Matt Gorbett
Publications
Cross-Model Disagreement as a Label-Free Correctness Signal
Detecting when a language model is wrong without ground truth labels is a fundamental challenge for safe deployment. Existing approaches rely on a model's own uncertainty -- such as token entropy or confidence scores -- but these signals fail critically on the most dangerous failure mode: confident errors, where a model is wrong but certain. In this work we introduce cross-model disagreement as a correctness indicator -- a simple, training-free signal that can be dropped into existing production systems, routing pipelines, and deployment monitoring infrastructure without modification. Given a model's generated answer, cross-model disagreement computes how surprised or uncertain a second verifier model is when reading that answer via a single forward pass. No generation from the verifying model is required, and no correctness labels are needed. We instantiate this principle as Cross-Model Perplexity (CMP), which measures the verifying model's surprise at the generating model's answer tokens, and Cross-Model Entropy (CME), which measures the verifying model's uncertainty at those positions.
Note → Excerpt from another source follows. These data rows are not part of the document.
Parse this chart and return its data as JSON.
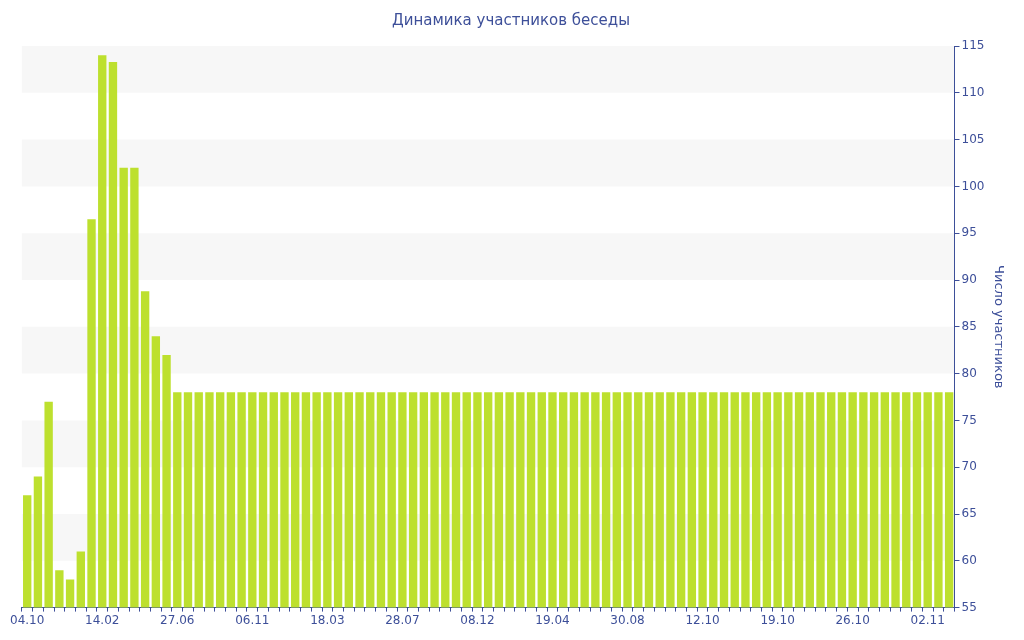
{
  "chart_data": {
    "type": "bar",
    "title": "Динамика участников беседы",
    "ylabel": "Число участников",
    "categories": [
      "04.10",
      null,
      null,
      null,
      null,
      null,
      null,
      "14.02",
      null,
      null,
      null,
      null,
      null,
      null,
      "27.06",
      null,
      null,
      null,
      null,
      null,
      null,
      "06.11",
      null,
      null,
      null,
      null,
      null,
      null,
      "18.03",
      null,
      null,
      null,
      null,
      null,
      null,
      "28.07",
      null,
      null,
      null,
      null,
      null,
      null,
      "08.12",
      null,
      null,
      null,
      null,
      null,
      null,
      "19.04",
      null,
      null,
      null,
      null,
      null,
      null,
      "30.08",
      null,
      null,
      null,
      null,
      null,
      null,
      "12.10",
      null,
      null,
      null,
      null,
      null,
      null,
      "19.10",
      null,
      null,
      null,
      null,
      null,
      null,
      "26.10",
      null,
      null,
      null,
      null,
      null,
      null,
      "02.11",
      null,
      null
    ],
    "values": [
      67,
      69,
      77,
      59,
      58,
      61,
      96.5,
      114,
      113.3,
      102,
      102,
      88.8,
      84,
      82,
      78,
      78,
      78,
      78,
      78,
      78,
      78,
      78,
      78,
      78,
      78,
      78,
      78,
      78,
      78,
      78,
      78,
      78,
      78,
      78,
      78,
      78,
      78,
      78,
      78,
      78,
      78,
      78,
      78,
      78,
      78,
      78,
      78,
      78,
      78,
      78,
      78,
      78,
      78,
      78,
      78,
      78,
      78,
      78,
      78,
      78,
      78,
      78,
      78,
      78,
      78,
      78,
      78,
      78,
      78,
      78,
      78,
      78,
      78,
      78,
      78,
      78,
      78,
      78,
      78,
      78,
      78,
      78,
      78,
      78,
      78,
      78,
      78
    ],
    "color": "#bde02e",
    "ylim": [
      55,
      115
    ],
    "yticks": [
      55,
      60,
      65,
      70,
      75,
      80,
      85,
      90,
      95,
      100,
      105,
      110,
      115
    ],
    "legend": false
  }
}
Both CMP and CME outperform within-model uncertainty baselines across benchmarks spanning reasoning, retrieval, and mathematical problem solving (MMLU, TriviaQA, and GSM8K). On MMLU, CMP achieves a mean AUROC of 0.75 against a within-model entropy baseline of 0.59. These results establish cross-model disagreement as a practical, training-free approach to label-free correctness estimation, with direct applications in deployment monitoring, model routing, selective prediction, data filtering, and scalable oversight of production language model systems.
Secure Linear Alignment of Large Language Models
Language models increasingly appear to learn similar representations, despite differences in training objectives, architectures, and data modalities. This emerging compatibility between independently trained models introduces new opportunities for cross-model alignment to downstream objectives. Moreover, it unlocks new potential application domains, such as settings where security, privacy, or competitive constraints prohibit direct data or model sharing. In this work, we propose a privacy-preserving framework that exploits representational convergence to enable cross-silo inference between independent language models. The framework learns an affine transformation over a shared public dataset and applies homomorphic encryption to protect client queries during inference. By encrypting only the linear alignment and classification operations, the method achieves sub-second inference latency while maintaining strong security guarantees. We support this framework with an empirical investigation into representational convergence, in which we learn linear transformations between the final hidden states of independent models. We evaluate these cross-model mappings on embedding classification and out-of-distribution detection, observing minimal performance degradation across model pairs. Additionally, we show for the first time that linear alignment sometimes enables text generation across independently trained models.